Class of 2019 Commencement in the Reina Sofia Museum
Friends, family and the SLU-Madrid community gathered at the Reina Sofia Museum on Saturday, May 11, to celebrate the 2019 commencement ceremony. The University conferred degrees to 41 graduates from 15 countries and eight U.S. states.
The day of celebration began with the Baccalaureate Mass in the Royal Monastery of Santa Isabel, an official cultural heritage site in central Madrid encompassing a convent and a Catholic school. Like the Baccalaureate Mass celebrated on the St. Louis campus, it is an opportunity for the community to offer thanks to God for the gifts and opportunities bestowed upon the graduates.
Following Mass, graduates processed into the Nouvel auditorium in the Reina Sofia Museum, accompanied by live bagpipe music performed by modern languages professor Hamish Binns. Assistant dean Jaime Ortiz, who served as master of ceremonies, opened with greetings in both English and Spanish before calling upon Eleonora Colzani to give the introductory remarks. Nominated to speak by SLU-Madrid faculty, Colzani offered a warm welcome in seven languages to this “day of celebrations and smiles, with some tears as a side.” After Rev. James O’Leary, S.J., led the invocation, director and academic dean Paul Vita, Ph.D., reflected on the importance of the day and introduced the student speakers, Destiny Vernon and Benjamin Grooters.
Vernon mentioned the tremendous personal growth she underwent in her time at SLU-Madrid, before naming each member of her immediate and extended family who traveled from New York to see her walk across the graduation stage. She closed with a heartfelt dedication to her mother.
The second speaker, Grooters, shared with the audience the personal journey that led him to SLU-Madrid. He then spoke of the two elements of the SLU-Madrid experience that most profoundly affected him: the close attention of the business faculty who drove his desire to further his education and the importance of culture as reflected in the diversity of the student body, the University and the city of Madrid.
This year's commencement speaker was SLU President Fred Pestello, Ph.D. Pestello became the University’s 33rd president – and first, permanent lay president – in 2014. Under Pestello’s leadership, SLU has developed and advanced a University-wide strategic plan with the Jesuit mission and values at its core, centered on promoting student success, patient health and community engagement.

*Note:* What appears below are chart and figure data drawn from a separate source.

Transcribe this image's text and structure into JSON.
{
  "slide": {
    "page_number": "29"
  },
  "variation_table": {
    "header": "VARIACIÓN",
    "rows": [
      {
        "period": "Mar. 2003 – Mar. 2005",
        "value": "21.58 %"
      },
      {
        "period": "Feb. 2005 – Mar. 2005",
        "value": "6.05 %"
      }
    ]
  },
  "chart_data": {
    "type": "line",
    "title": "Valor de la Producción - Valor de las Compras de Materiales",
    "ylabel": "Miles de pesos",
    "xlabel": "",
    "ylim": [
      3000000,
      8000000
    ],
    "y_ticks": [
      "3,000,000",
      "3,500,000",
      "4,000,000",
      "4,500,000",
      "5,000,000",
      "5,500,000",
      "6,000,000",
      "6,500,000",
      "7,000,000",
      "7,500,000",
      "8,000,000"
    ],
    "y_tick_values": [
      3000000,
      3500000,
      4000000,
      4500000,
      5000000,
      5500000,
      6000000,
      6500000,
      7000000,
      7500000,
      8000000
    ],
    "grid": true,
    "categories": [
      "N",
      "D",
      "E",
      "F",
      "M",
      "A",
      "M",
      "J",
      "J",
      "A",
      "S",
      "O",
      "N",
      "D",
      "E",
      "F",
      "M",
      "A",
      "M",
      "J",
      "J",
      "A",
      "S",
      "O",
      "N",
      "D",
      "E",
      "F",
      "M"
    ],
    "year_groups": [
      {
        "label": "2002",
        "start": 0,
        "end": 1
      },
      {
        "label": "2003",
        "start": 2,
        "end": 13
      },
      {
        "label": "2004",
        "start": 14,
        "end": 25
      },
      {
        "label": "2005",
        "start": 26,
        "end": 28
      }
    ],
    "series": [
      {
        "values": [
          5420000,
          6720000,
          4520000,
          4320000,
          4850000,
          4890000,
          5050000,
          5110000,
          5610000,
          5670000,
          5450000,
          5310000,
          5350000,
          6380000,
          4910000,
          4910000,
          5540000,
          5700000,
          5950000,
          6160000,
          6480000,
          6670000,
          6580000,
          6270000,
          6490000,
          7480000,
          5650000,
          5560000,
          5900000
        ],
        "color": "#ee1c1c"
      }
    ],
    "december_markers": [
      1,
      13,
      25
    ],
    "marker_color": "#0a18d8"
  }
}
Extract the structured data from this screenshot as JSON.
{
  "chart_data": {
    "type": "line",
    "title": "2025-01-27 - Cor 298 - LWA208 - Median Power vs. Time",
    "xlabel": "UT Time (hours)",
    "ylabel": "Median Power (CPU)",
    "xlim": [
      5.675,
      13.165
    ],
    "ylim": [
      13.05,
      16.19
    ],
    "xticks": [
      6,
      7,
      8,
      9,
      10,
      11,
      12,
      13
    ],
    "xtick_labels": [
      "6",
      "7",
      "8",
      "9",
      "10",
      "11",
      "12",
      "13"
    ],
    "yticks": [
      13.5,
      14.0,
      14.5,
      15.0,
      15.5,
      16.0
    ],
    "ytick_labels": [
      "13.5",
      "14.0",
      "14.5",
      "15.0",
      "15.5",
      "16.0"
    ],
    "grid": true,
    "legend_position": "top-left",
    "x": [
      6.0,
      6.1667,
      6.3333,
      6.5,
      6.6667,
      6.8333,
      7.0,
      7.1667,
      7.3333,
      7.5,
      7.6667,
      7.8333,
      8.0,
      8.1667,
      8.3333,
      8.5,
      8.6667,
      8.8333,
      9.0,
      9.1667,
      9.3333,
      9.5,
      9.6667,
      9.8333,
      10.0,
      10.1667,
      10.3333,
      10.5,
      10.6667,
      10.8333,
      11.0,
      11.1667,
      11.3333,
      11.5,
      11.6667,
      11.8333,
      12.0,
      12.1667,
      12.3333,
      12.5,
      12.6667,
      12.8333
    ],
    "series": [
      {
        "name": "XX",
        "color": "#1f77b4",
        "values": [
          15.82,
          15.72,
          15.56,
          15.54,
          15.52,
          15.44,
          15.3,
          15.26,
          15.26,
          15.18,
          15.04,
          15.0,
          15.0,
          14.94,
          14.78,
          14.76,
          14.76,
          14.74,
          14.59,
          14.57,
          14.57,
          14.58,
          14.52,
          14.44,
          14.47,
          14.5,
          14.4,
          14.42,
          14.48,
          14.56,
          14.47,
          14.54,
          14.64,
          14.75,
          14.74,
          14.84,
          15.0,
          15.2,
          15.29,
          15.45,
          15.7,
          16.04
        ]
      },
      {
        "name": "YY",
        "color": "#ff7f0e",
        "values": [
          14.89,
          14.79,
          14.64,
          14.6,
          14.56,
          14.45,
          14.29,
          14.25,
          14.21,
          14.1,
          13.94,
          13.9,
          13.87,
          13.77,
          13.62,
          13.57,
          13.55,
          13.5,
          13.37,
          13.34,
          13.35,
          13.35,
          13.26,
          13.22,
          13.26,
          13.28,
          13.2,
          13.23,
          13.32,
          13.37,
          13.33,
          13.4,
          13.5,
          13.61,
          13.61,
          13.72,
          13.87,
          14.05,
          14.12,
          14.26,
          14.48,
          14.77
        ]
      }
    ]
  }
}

Before delving into his formal remarks, Pestello opened with a simple reminder to graduates to savor the moment. “Think of where we are at,” he said. “You are now seated in one of the greatest cities in the world. More specifically, we are seated in one of the greatest art museums in the world. We are surrounded by treasures. People come from across the world to be here in Madrid, to see this museum, to see these amazing works of art. Further, you are surrounded – in front of you, behind you and on the side – by the community of scholars who have invested so much in you for the past four years. This is your moment.”
A major theme of Pestello’s address was the importance of stories. Two of the most important guideposts for overcoming obstacles in life, he claimed, are knowing that profound knowledge is acquired through understanding the power of the story and, secondly, knowing that no story is more important that one’s own. He pointed out that SLU-Madrid students are part of SLU’s unique story, one with 200 years of history since its founding. The Class of 2019 is SLU’s very first graduating class in the University’s third century. “You are part of this long and noble history,” he told them.
After sharing information about his own journey, including his own shifting academic focus from chemistry to sociology as well as a foray into radio broadcasting, Pestello charged students to take the Jesuit mission to heart and to task. “Our world needs people who are rooted in their story of worthiness, strengthened by higher purpose, serving the greater good and empowered by the Jesuit spirit of seeing God in all things. Now is not the time to harbor our gifts,” he said. “When you hear stories of suffering, you have an obligation to act. When incorrect stories are told to rationalize morally unjust decisions, you have an obligation to correct the narrative. When the stories of those who are most at risk are silenced, you have an obligation to elevate those stories.”
“Billikens, you are our present, and that is a gift the world cannot do without,” he concluded.
After the conferral of degrees, Pestello declared the graduates sons and daughters of Saint Louis University forever.
Congratulations to the graduates, their families and friends!